Harmon did not respond to the contents of Golding’s statement, nor did he respond to the verifiable evidence which had surfaced after Mingo’s tabulation was proven to be inflated in favour of the Coalition.
Meanwhile, the report of the CARICOM high-level team which scrutinized the recount caused had stated that overall, while they acknowledge that there were some defects in the recount of the March 02, 2020 votes cast for the General and Regional Elections in Guyana, the team did not witness anything which would render the recount, and by extension, the casting of the ballot on March 02, so grievously deficient procedurally or technically, (despite some irregularities), or sufficiently deficient to have thwarted the will of the people and consequently preventing the election results and its declaration by GECOM from reflecting the will of the voters. The actual count of the vote was indeed transparent.
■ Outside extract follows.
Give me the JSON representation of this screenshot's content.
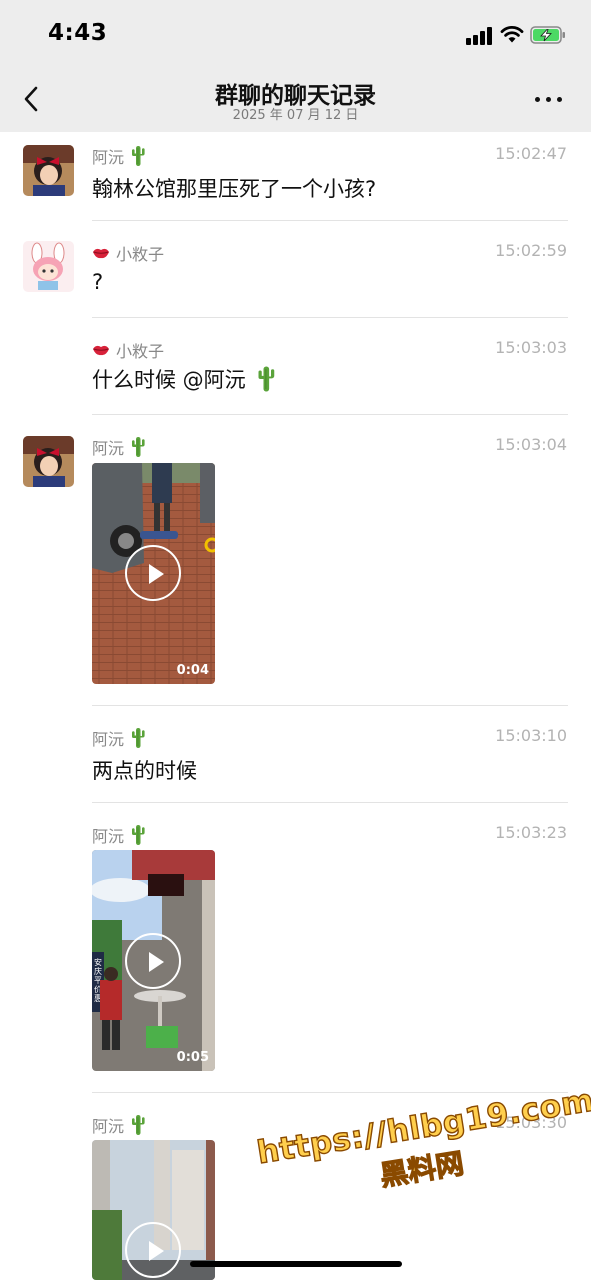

Earlier in this week, the Caribbean Court of Justice (CCJ), in a unanimous decision rendered the decision of the Guyana Court of Appeal in the elections recount case invalid. In addition, the court ruled that Lowenfield cannot disenfranchise thousands of voters, as he did in his report to the Guyana Elections Commission (GECOM).
Notably, members of CARICOM have signed onto the Charter for Civil Society, signed in 1997, which is an instrument of governance on which CARICOM on sovereign countries are based.
This charter sets out objectives to enhance public confidence in governance, to ensure continuing respect for internationally recognized civil, political economic, social and cultural rights, to create a truly participatory political environment within CARICOM, which will be propitious to genuine consultation on the process of governance, as well as other key goals.
Under this Charter, former PM Arthur had said that Caribbean governments commit to have free and fair election, in which they are not only conscious that they are building a regional economy, but also building a regional society and that had to be bound and governed by democracy and good governance.